Media Resource Control Protocol Version 2 (MRCPv2) (RFC6787)

Original Publication Date: 2012-Nov-01
MRCPv2 is designed to allow a client device to control media processing resources on the network. Some of these media processing resources include speech recognition engines, speech synthesis engines, speaker verification, and speaker identification engines. MRCPv2 enables the implementation of distributed Interactive Voice Response platforms using VoiceXML [W3C.REC-voicexml20-20040316] browsers or other client applications while maintaining separate back-end speech processing capabilities on specialized speech processing servers. MRCPv2 is based on the earlier Media Resource Control Protocol (MRCP) [RFC4463] developed jointly by Cisco Systems, Inc., Nuance Communications, and Speechworks, Inc. Although some of the method names are similar, the way in which these methods are communicated is different. There are also more resources and more methods for each resource. The first version of MRCP was essentially taken only as input to the development of this protocol. There is no expectation that an MRCPv2 client will work with an MRCPv1 server or vice versa. There is no migration plan or gateway definition between the two protocols.

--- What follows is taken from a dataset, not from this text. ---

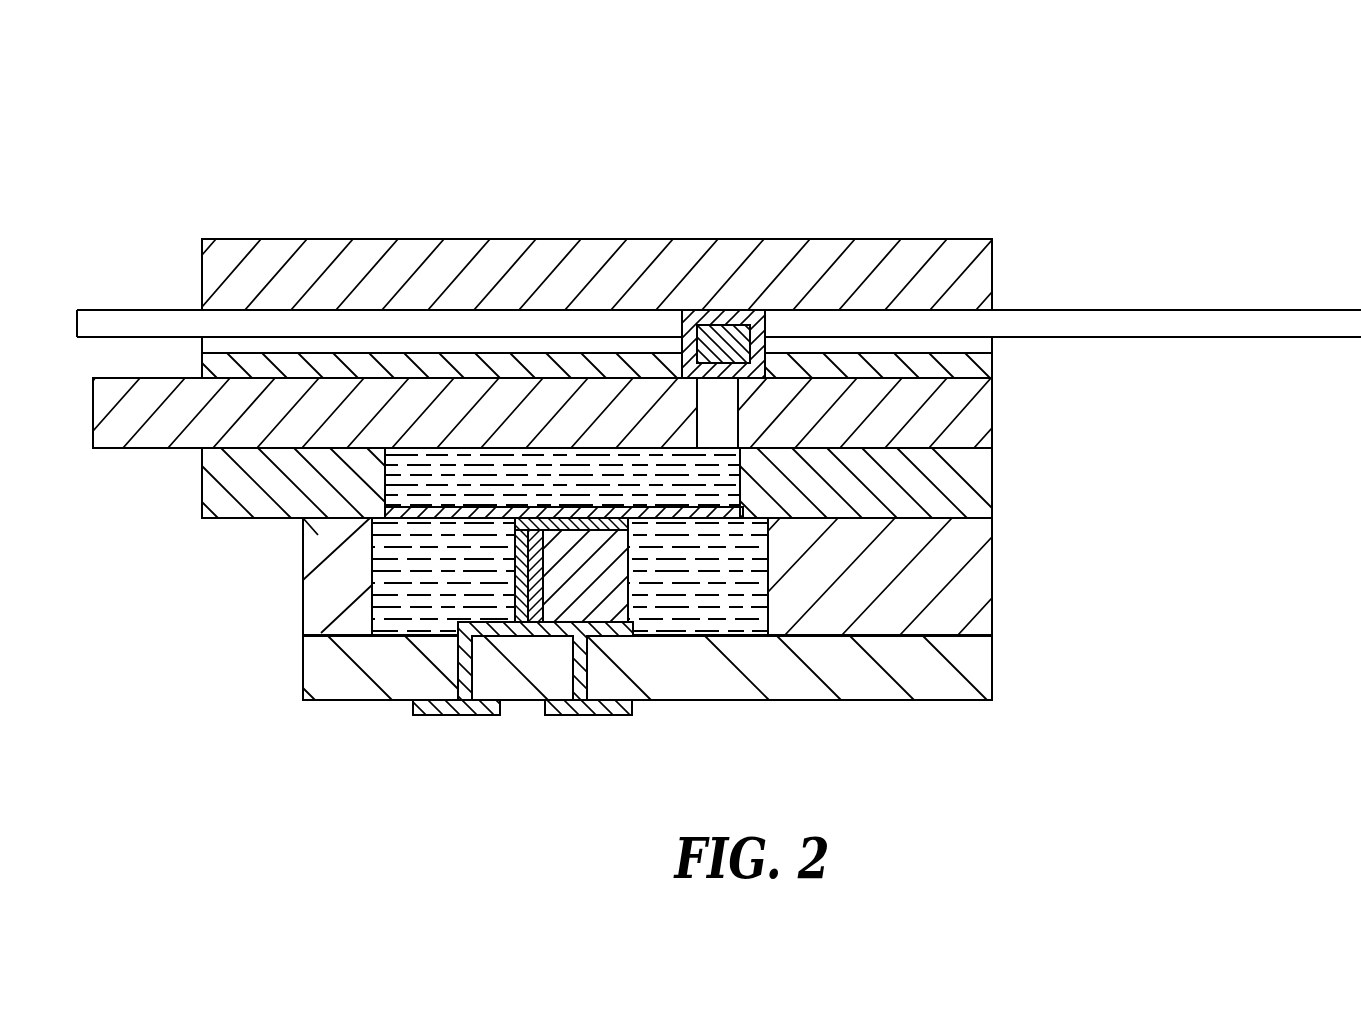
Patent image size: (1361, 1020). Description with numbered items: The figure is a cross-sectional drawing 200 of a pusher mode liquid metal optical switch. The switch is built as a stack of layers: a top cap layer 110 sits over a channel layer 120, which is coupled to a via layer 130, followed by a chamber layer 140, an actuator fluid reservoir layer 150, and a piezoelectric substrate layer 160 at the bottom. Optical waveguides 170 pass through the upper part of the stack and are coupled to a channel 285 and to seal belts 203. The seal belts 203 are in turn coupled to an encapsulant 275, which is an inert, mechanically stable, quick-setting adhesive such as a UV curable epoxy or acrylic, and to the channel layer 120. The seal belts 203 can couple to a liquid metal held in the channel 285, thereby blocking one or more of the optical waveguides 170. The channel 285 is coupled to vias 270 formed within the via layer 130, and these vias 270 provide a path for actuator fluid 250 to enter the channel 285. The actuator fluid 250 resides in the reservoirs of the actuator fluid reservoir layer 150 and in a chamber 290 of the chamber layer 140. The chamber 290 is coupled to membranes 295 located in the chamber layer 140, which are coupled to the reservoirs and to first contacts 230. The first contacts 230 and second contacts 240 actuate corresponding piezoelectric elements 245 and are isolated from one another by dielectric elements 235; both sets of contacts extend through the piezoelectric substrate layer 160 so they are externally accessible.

            Media Resource Control Protocol Version 2 (MRCPv2)


   The Media Resource Control Protocol Version 2 (MRCPv2) allows client    hosts to control media service resources such as speech synthesizers,    recognizers, verifiers, and identifiers residing in servers on the    network.  MRCPv2 is not a "stand-alone" protocol -- it relies on    other protocols, such as the Session Initiation Protocol (SIP), to    coordinate MRCPv2 clients and servers and manage sessions between    them, and the Session Description Protocol (SDP) to describe,    discover, and exchange capabilities.  It also depends on SIP and SDP    to establish the media sessions and associated parameters between the    media source or sink and the media server.  Once this is done, the    MRCPv2 exchange operates over the control session established above,    allowing the client to control the media processing resources on the    speech resource server.